Alexander-Scott and Boss are the co-chairs of the R.I. Overdose Prevention and Intervention Task Force, and Rich is a member. Many members of the task force were present in the audience.

For Rich, one of the most memorable parts of the film was the fact that when a women succumbed to an overdose from prescription painkillers, hardly any of her friends showed up at her funeral, addressing the stigma of addiction.

Rich also addressed what he called the lack of understanding of addiction as a chronic disease where the receptors in the brain get rewired, and that relapses are a predictable part of the disease.

He lauded the fact that people are so desperate that they want to get into treatment. “But 90 percent of people who go into treatment, into detox, they relapse when they come out,” he said. Relapses, he continued, are part of this disease.

Rich talked about what he called the primitive, “reptilian” part of the human brain, different from the cerebral cortex and the ability to reason, think and talk. “The reptilian brain is hard-wired for survival, and it makes you do thing s that you wouldn’t otherwise normally do.”

With addiction, he continued, even after detox, “Those neural pathways are still changed in the brain.”

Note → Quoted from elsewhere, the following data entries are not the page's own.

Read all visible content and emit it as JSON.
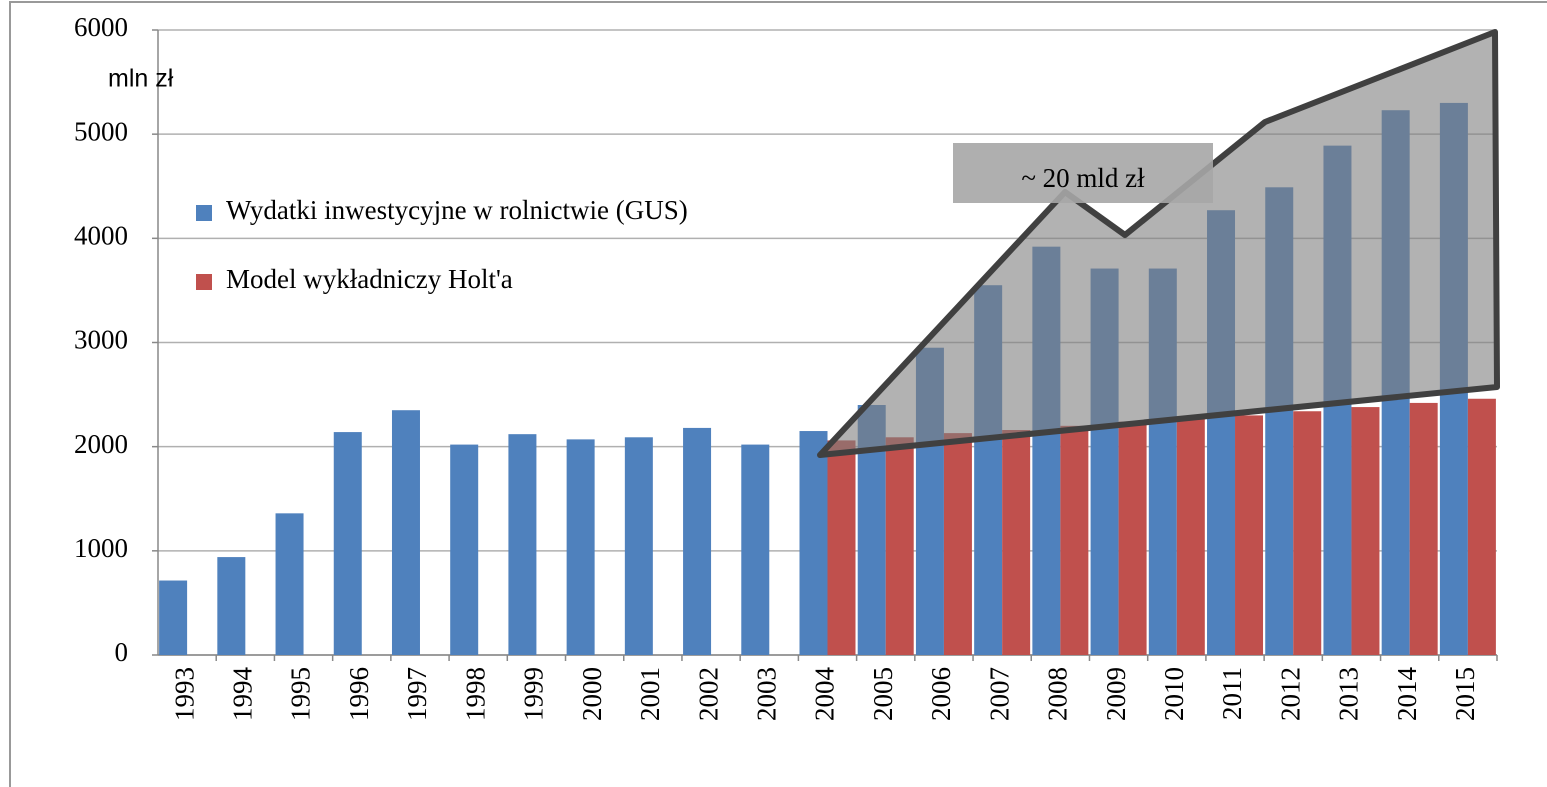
{
  "chart_data": {
    "type": "bar",
    "y_axis_label": "mln zł",
    "categories": [
      "1993",
      "1994",
      "1995",
      "1996",
      "1997",
      "1998",
      "1999",
      "2000",
      "2001",
      "2002",
      "2003",
      "2004",
      "2005",
      "2006",
      "2007",
      "2008",
      "2009",
      "2010",
      "2011",
      "2012",
      "2013",
      "2014",
      "2015"
    ],
    "series": [
      {
        "name": "Wydatki inwestycyjne w rolnictwie (GUS)",
        "color": "#4f81bd",
        "values": [
          715,
          940,
          1360,
          2140,
          2350,
          2020,
          2120,
          2070,
          2090,
          2180,
          2020,
          2150,
          2400,
          2950,
          3550,
          3920,
          3710,
          3710,
          4270,
          4490,
          4890,
          5230,
          5300
        ]
      },
      {
        "name": "Model wykładniczy Holt'a",
        "color": "#c0504d",
        "values": [
          null,
          null,
          null,
          null,
          null,
          null,
          null,
          null,
          null,
          null,
          null,
          2060,
          2090,
          2130,
          2160,
          2200,
          2240,
          2270,
          2300,
          2340,
          2380,
          2420,
          2460
        ]
      }
    ],
    "annotation": "~ 20 mld zł",
    "ylim": [
      0,
      6000
    ],
    "yticks": [
      0,
      1000,
      2000,
      3000,
      4000,
      5000,
      6000
    ],
    "grid": true
  }
}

In turn, Rich promoted medication assisted treatment, a key component of the task force’s action plan, as being highly effective – “They are the best tools we have right now.”

Rich also discussed the dangers of fentanyl, which has become a major concern in the stream of illicit drugs because it is so dangerous in small quantities. “An amount equal to a half a grain of rice of fentanyl can kill you. A single dose of Narcan may not be enough [to revive someone.]”

While the experts did talk some about the responsibility of doctors to not prescribe opioid painkillers, at the risk of “doctor-bashing,” others talked about the dangers of removing patients too quickly from opioids once they had become addicted.

No one, however, addressed the corporate responsibility of drug manufacturers and drug marketers behind the prescription painkiller epidemic. Nor did anyone return to the news raised by Ricci about the Purdue Pharma manufacturing facility here in Rhode Island.